How does your company measure up in safety? When looking at measurement tools to determine the success of your safety program, do you rate your system with the old faithful lagging indicators or the more progressive leading indicators?
Lagging indicators
Historically, organizations have used lagging indicators to track their safety results. They measure past incidents to determine the cause, the frequency, and the severity of injuries including lost time, recordables (TRIR) and worker’s compensation costs. These measurements are often a reflection of compliance standards but they don’t show what your organization is doing to prevent future incidents.
Lagging indicators can be used to develop a strong culture of safety and engagement. They establish trust with management because lagging indicators speak the language that was communicated from the start. They are easy to calculate, easy to communicate and easy to put into reports to give a clear indication of an organization’s safety rating. But while lagging indicators tell us what happened in the past, they don’t necessarily help us understand what’s likely to happen in the future. That’s where leading indicators come in.
Leading indicators
Leading indicators are proactive in that they aim to help safety professionals prevent incidents before they happen. They focus on measures that can be taken to improve safety performance and in many cases they are viewed more positively than lagging indicators. But leading indicators are often harder to determine than lagging indicators since they’re preventive and their success lies in nothing bad happening.
Leading indicators create their own scale of predictive measurements. Things like risk assessments, hazard identification/recognition, preventive corrective actions, learning systems (i.e., training) and anything carried out to prevent incidents before they happen can be considered leading indicators.
If you’re only focused on past incidents, it’s easy to become complacent when your organization goes a long time without a serious incident. In cases like this, leading indicators can be a better barometer of day-to-day safety awareness and actions. With the continual training and future planning that leading indicators can provide, you can begin to change your safety culture.

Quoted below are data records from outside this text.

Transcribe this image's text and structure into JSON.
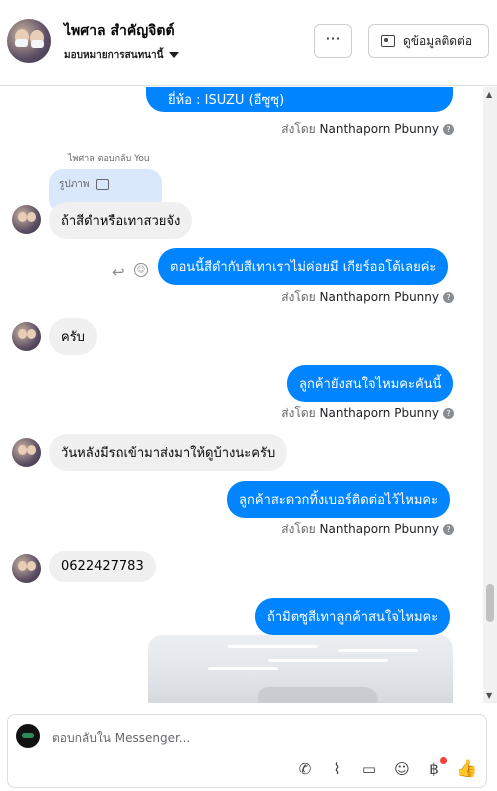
{
  "header": {
    "name": "ไพศาล สำคัญจิตต์",
    "subtitle": "มอบหมายการสนทนานี้",
    "more_label": "···",
    "contact_button": "ดูข้อมูลติดต่อ"
  },
  "thread": {
    "brand_line": "ยี่ห้อ : ISUZU (อีซูซุ)",
    "sent_by_prefix": "ส่งโดย",
    "sender": "Nanthaporn Pbunny",
    "reply_note": "ไพศาล ตอบกลับ You",
    "reply_quote": "รูปภาพ",
    "msg_in_1": "ถ้าสีดำหรือเทาสวยจัง",
    "msg_out_1": "ตอนนี้สีดำกับสีเทาเราไม่ค่อยมี เกียร์ออโต้เลยค่ะ",
    "msg_in_2": "ครับ",
    "msg_out_2": "ลูกค้ายังสนใจไหมคะคันนี้",
    "msg_in_3": "วันหลังมีรถเข้ามาส่งมาให้ดูบ้างนะครับ",
    "msg_out_3": "ลูกค้าสะดวกทิ้งเบอร์ติดต่อไว้ไหมคะ",
    "msg_in_4": "0622427783",
    "msg_out_4": "ถ้ามิตซูสีเทาลูกค้าสนใจไหมคะ"
  },
  "composer": {
    "placeholder": "ตอบกลับใน Messenger..."
  },
  "icons": [
    "avatar",
    "more-icon",
    "contact-card-icon",
    "image-icon",
    "reply-icon",
    "emoji-icon",
    "call-icon",
    "attach-icon",
    "saved-reply-icon",
    "emoji-icon",
    "baht-icon",
    "like-icon"
  ],
  "colors": {
    "outgoing": "#0084ff",
    "incoming": "#f0f0f0",
    "notification": "#fa3e3e"
  }
}
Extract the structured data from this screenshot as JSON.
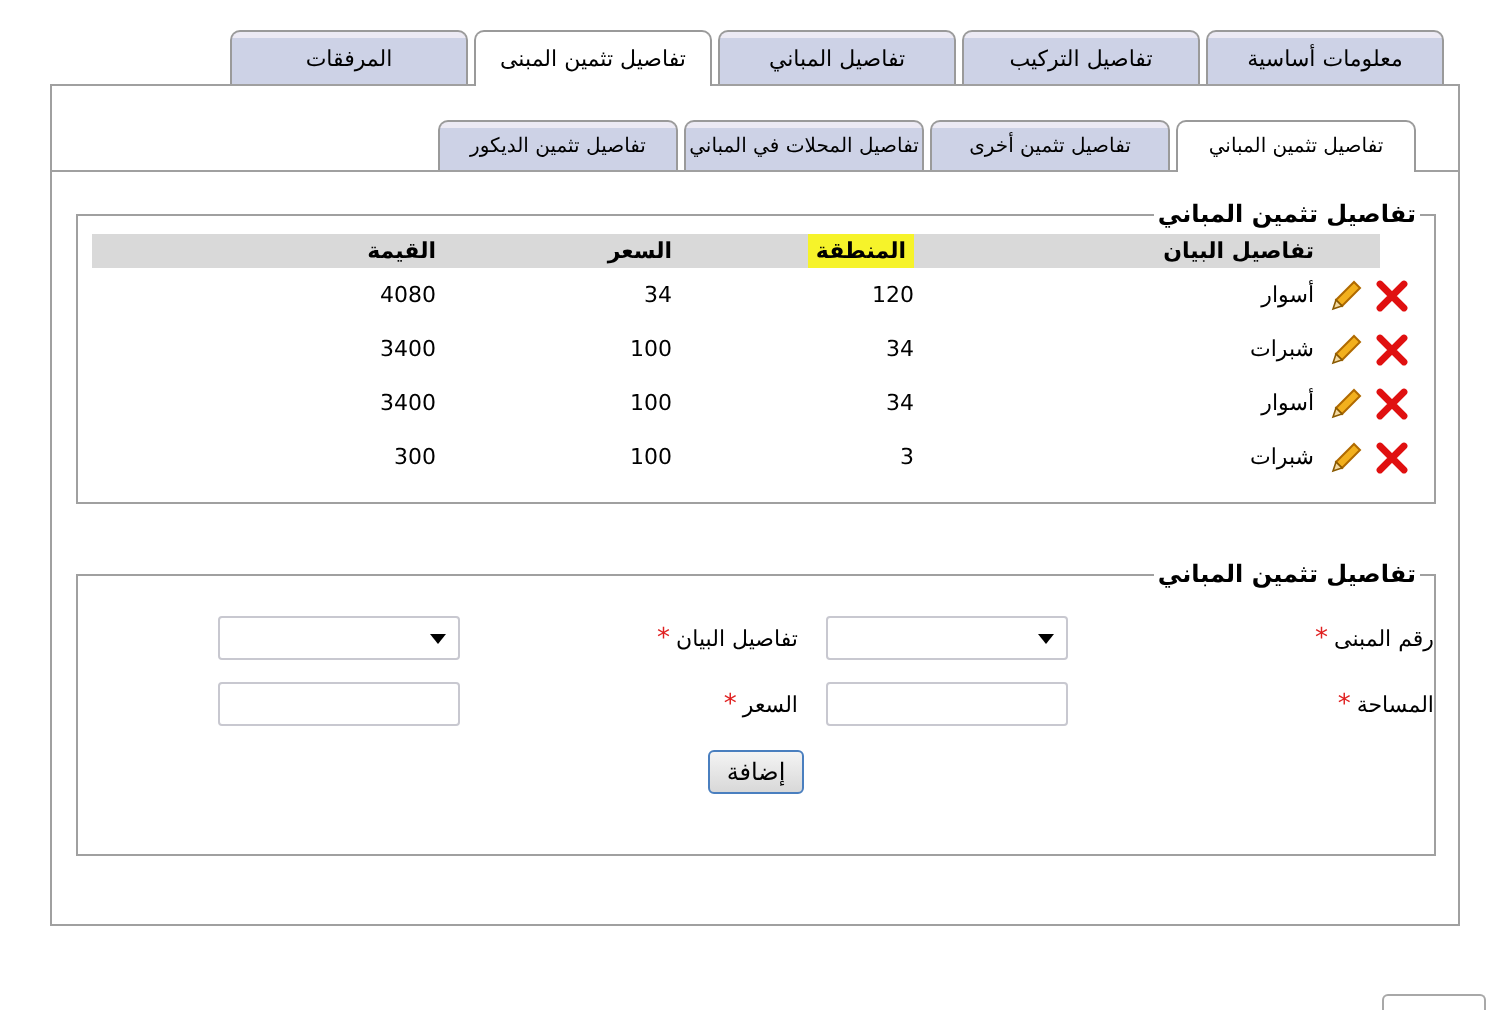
{
  "tabs": [
    {
      "label": "معلومات أساسية",
      "selected": false
    },
    {
      "label": "تفاصيل التركيب",
      "selected": false
    },
    {
      "label": "تفاصيل المباني",
      "selected": false
    },
    {
      "label": "تفاصيل تثمين المبنى",
      "selected": true
    },
    {
      "label": "المرفقات",
      "selected": false
    }
  ],
  "sub_tabs": [
    {
      "label": "تفاصيل تثمين المباني",
      "selected": true
    },
    {
      "label": "تفاصيل تثمين أخرى",
      "selected": false
    },
    {
      "label": "تفاصيل المحلات في المباني",
      "selected": false
    },
    {
      "label": "تفاصيل تثمين الديكور",
      "selected": false
    }
  ],
  "table": {
    "legend": "تفاصيل تثمين المباني",
    "columns": [
      {
        "label": "تفاصيل البيان",
        "highlighted": false
      },
      {
        "label": "المنطقة",
        "highlighted": true
      },
      {
        "label": "السعر",
        "highlighted": false
      },
      {
        "label": "القيمة",
        "highlighted": false
      }
    ],
    "rows": [
      {
        "cells": [
          "أسوار",
          "120",
          "34",
          "4080"
        ]
      },
      {
        "cells": [
          "شبرات",
          "34",
          "100",
          "3400"
        ]
      },
      {
        "cells": [
          "أسوار",
          "34",
          "100",
          "3400"
        ]
      },
      {
        "cells": [
          "شبرات",
          "3",
          "100",
          "300"
        ]
      }
    ]
  },
  "form": {
    "legend": "تفاصيل تثمين المباني",
    "fields": [
      {
        "label": "رقم المبنى",
        "mark": "*",
        "kind": "select"
      },
      {
        "label": "تفاصيل البيان",
        "mark": "*",
        "kind": "select"
      },
      {
        "label": "المساحة",
        "mark": "*",
        "kind": "text"
      },
      {
        "label": "السعر",
        "mark": "*",
        "kind": "text"
      }
    ],
    "submit": "إضافة"
  }
}
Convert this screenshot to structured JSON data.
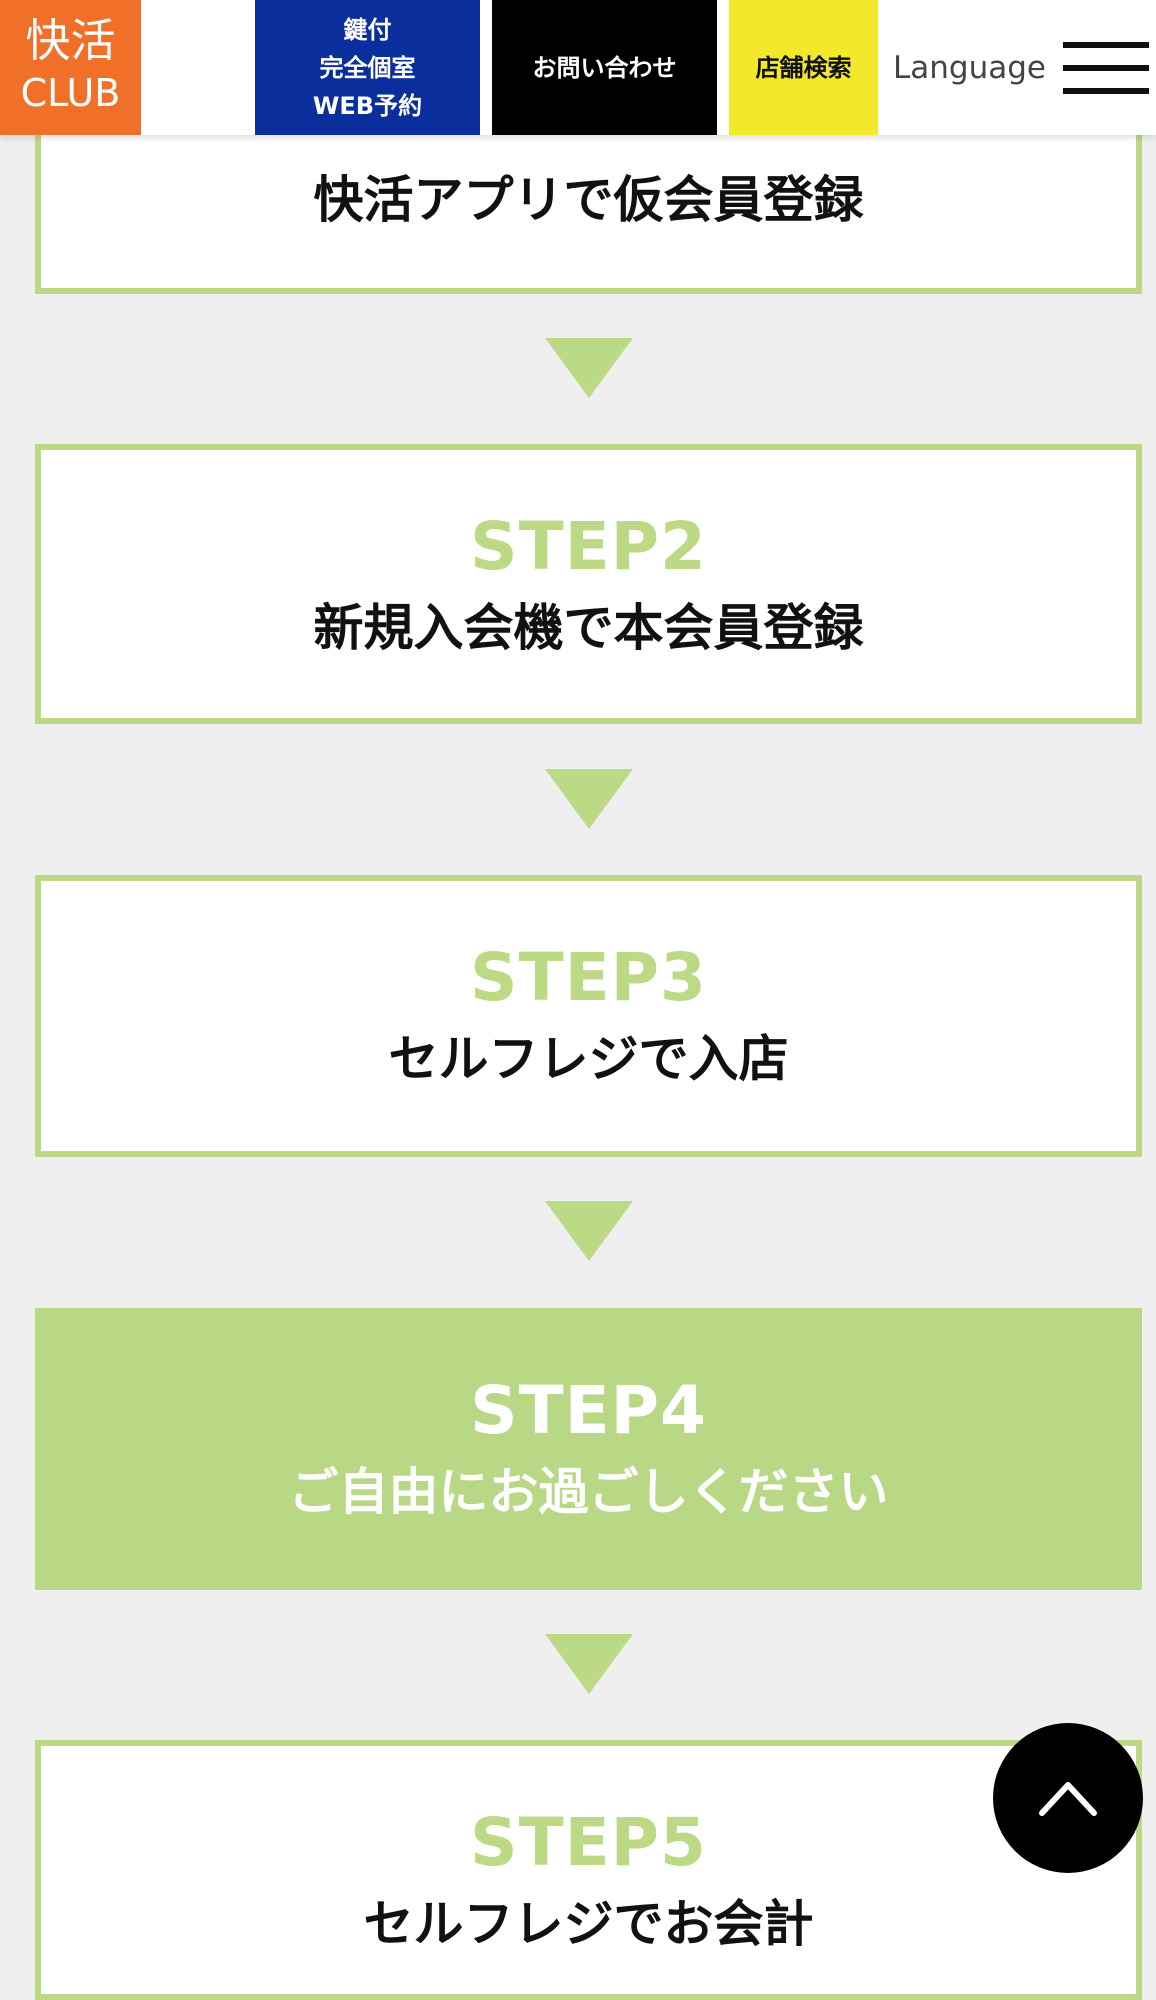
{
  "header": {
    "logo_main": "快活",
    "logo_sub": "CLUB",
    "reserve_line1": "鍵付",
    "reserve_line2": "完全個室",
    "reserve_line3": "WEB予約",
    "contact_label": "お問い合わせ",
    "store_label": "店舗検索",
    "language_label": "Language",
    "menu_icon": "hamburger-menu-icon"
  },
  "steps": [
    {
      "label": "",
      "title": "快活アプリで仮会員登録"
    },
    {
      "label": "STEP2",
      "title": "新規入会機で本会員登録"
    },
    {
      "label": "STEP3",
      "title": "セルフレジで入店"
    },
    {
      "label": "STEP4",
      "title": "ご自由にお過ごしください"
    },
    {
      "label": "STEP5",
      "title": "セルフレジでお会計"
    }
  ],
  "arrow_icon": "down-triangle-icon",
  "back_to_top_icon": "chevron-up-icon",
  "colors": {
    "logo_orange": "#f0702a",
    "reserve_blue": "#0a2f9c",
    "contact_black": "#000000",
    "store_yellow": "#f3e82a",
    "step_green": "#bcd986",
    "highlight_green": "#b8d885",
    "background": "#efefef"
  }
}
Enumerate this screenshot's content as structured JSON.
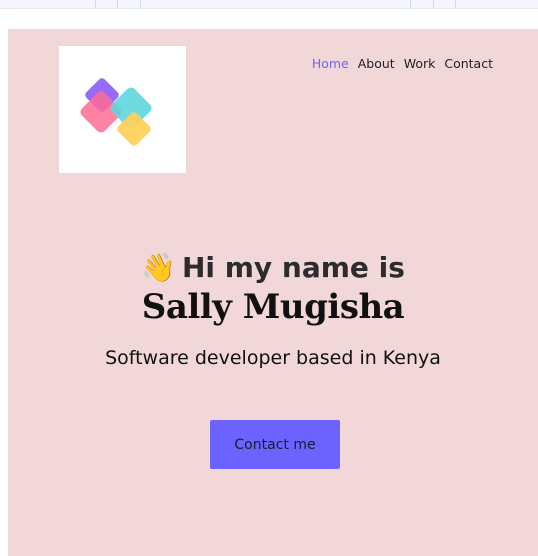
{
  "nav": {
    "items": [
      {
        "label": "Home",
        "active": true
      },
      {
        "label": "About",
        "active": false
      },
      {
        "label": "Work",
        "active": false
      },
      {
        "label": "Contact",
        "active": false
      }
    ]
  },
  "hero": {
    "wave_emoji": "👋",
    "greeting": "Hi my name is",
    "name": "Sally Mugisha",
    "tagline": "Software developer based in Kenya",
    "cta_label": "Contact me"
  },
  "colors": {
    "page_background": "#f1d7d7",
    "accent": "#6c63ff",
    "logo_background": "#ffffff"
  },
  "icons": {
    "logo": "colorful-diamond-logo-icon",
    "wave": "waving-hand-icon"
  }
}
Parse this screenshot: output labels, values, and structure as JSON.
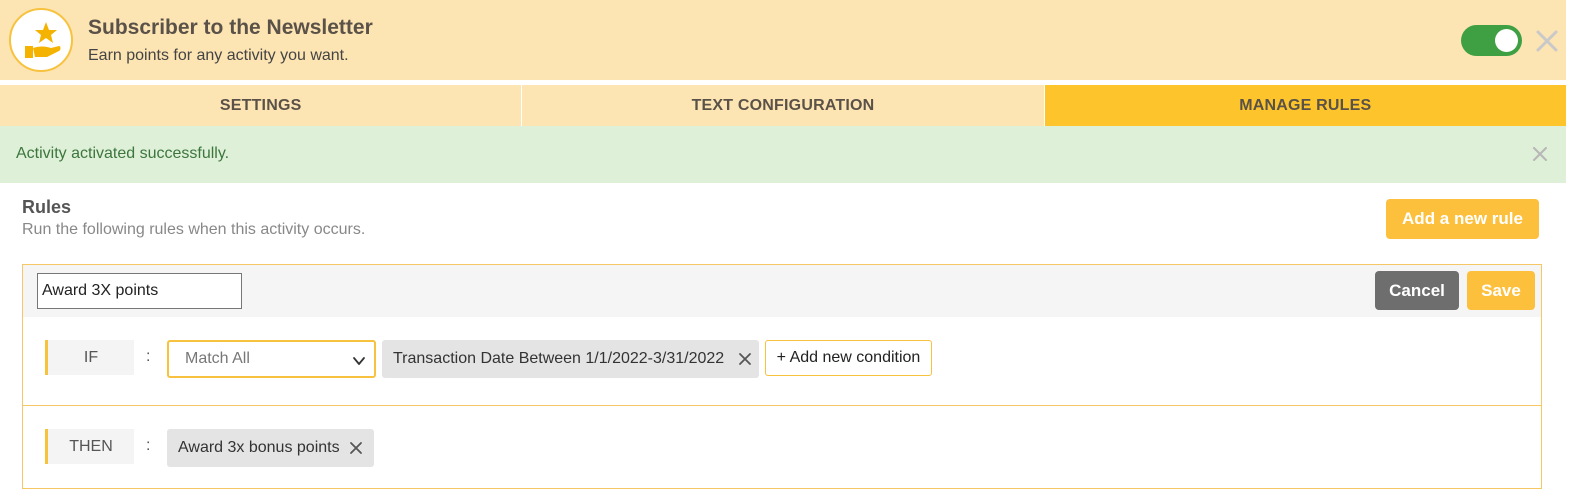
{
  "header": {
    "icon": "hand-star-icon",
    "title": "Subscriber to the Newsletter",
    "subtitle": "Earn points for any activity you want.",
    "toggle_on": true
  },
  "tabs": [
    {
      "label": "SETTINGS",
      "active": false
    },
    {
      "label": "TEXT CONFIGURATION",
      "active": false
    },
    {
      "label": "MANAGE RULES",
      "active": true
    }
  ],
  "alert": {
    "text": "Activity activated successfully."
  },
  "rules": {
    "title": "Rules",
    "subtitle": "Run the following rules when this activity occurs.",
    "add_label": "Add a new rule"
  },
  "rule": {
    "name_value": "Award 3X points",
    "cancel_label": "Cancel",
    "save_label": "Save",
    "if_label": "IF",
    "then_label": "THEN",
    "colon": ":",
    "match_value": "Match All",
    "condition_chip": "Transaction Date Between 1/1/2022-3/31/2022",
    "add_condition_label": "+ Add new condition",
    "action_chip": "Award 3x bonus points"
  },
  "colors": {
    "header_bg": "#fde4b3",
    "accent": "#fdc52b",
    "button": "#fcc03d",
    "toggle": "#3ea043",
    "alert_bg": "#dff0d8",
    "alert_text": "#3c763d"
  }
}
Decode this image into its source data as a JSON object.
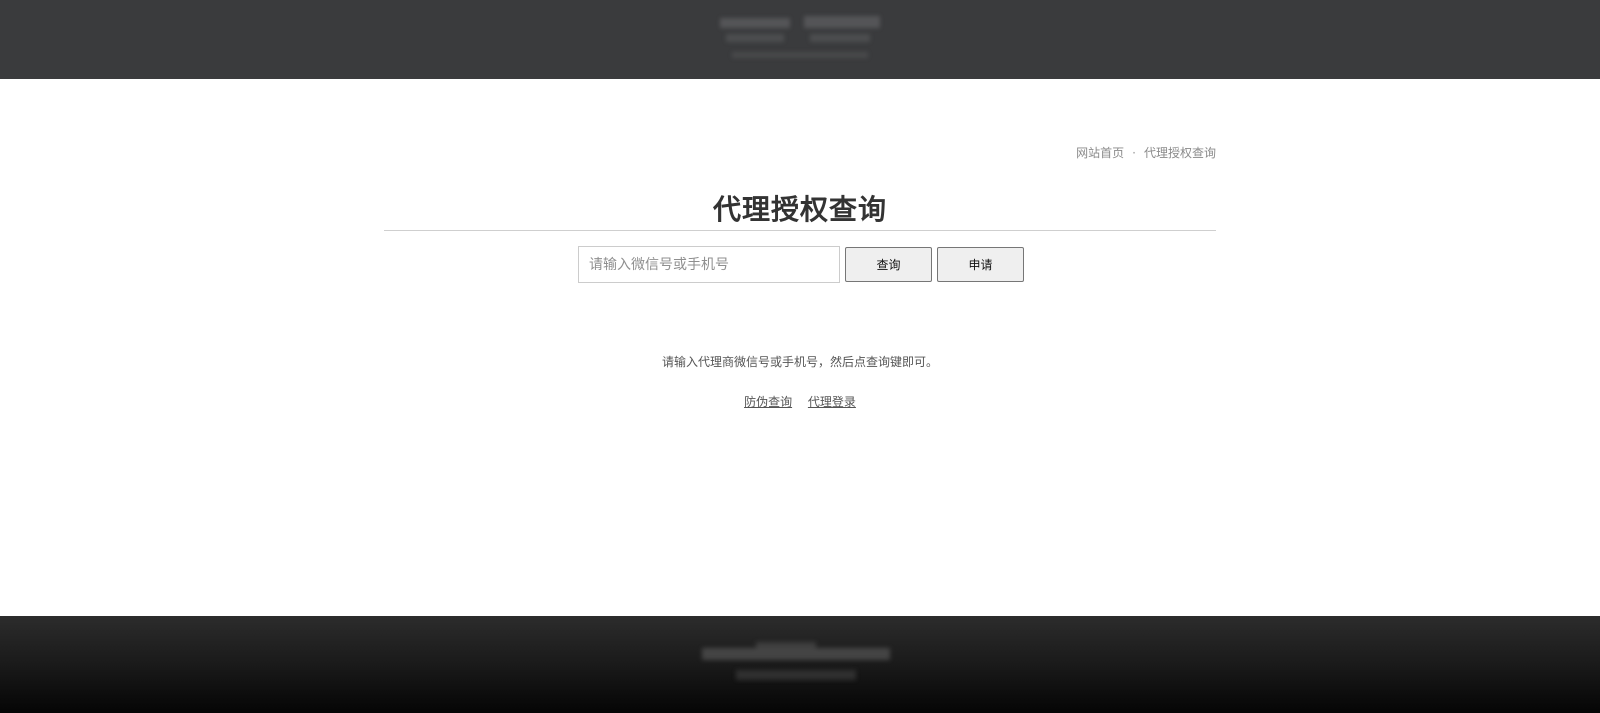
{
  "breadcrumb": {
    "home": "网站首页",
    "separator": "·",
    "current": "代理授权查询"
  },
  "page": {
    "title": "代理授权查询"
  },
  "search": {
    "placeholder": "请输入微信号或手机号",
    "value": "",
    "query_label": "查询",
    "apply_label": "申请"
  },
  "hint": "请输入代理商微信号或手机号，然后点查询键即可。",
  "links": {
    "anti_fake": "防伪查询",
    "agent_login": "代理登录"
  },
  "colors": {
    "header_bg": "#3a3b3d",
    "footer_bg": "#1a1a1a",
    "divider": "#cfcfcf"
  },
  "icons": {
    "header_logo": "blurred-logo-icon",
    "footer_logo": "blurred-footer-logo-icon"
  }
}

When determining how your safety should be measured, it shouldn’t come down to lagging indicators vs. leading indicators because you should incorporate both in your safety management program. The purpose of measuring performance through indicators is to document your past safety performance and to improve safety outcomes in the future.
Because human error is attributed to most safety incidents, human factors training should be delivered to all employees. By teaching them how to self-trigger on their state of mind, foster good safety habits, and focus on the human element of impacting the safety management system, you’ll optimize on efficiency and effectiveness with noticeable improvements on all measurable outputs. It may even provide additional leading indicators that indicate employees’ overall level of attentiveness to safety.
Additional improvements
Teaching workers about human error is only one aspect of managing human factors. Supervisors and the broader organization can learn from leading and lagging indicators and apply systems and conditions improvements to curtail future incidents that may have contributed to the close call, observed event or injury in the first place. But only if they have a framework for understanding the people elements of system design and use it to implement improvements that have been identified.
While both lagging and leading indicators are required for a successful safety program, so are good culture and engagement. Human factors training and related management techniques can provide a language that everyone on the job site can speak and a process to improve the culture. Workplace safety becomes a lot more sustainable when everyone is on the same page and working toward the same goal.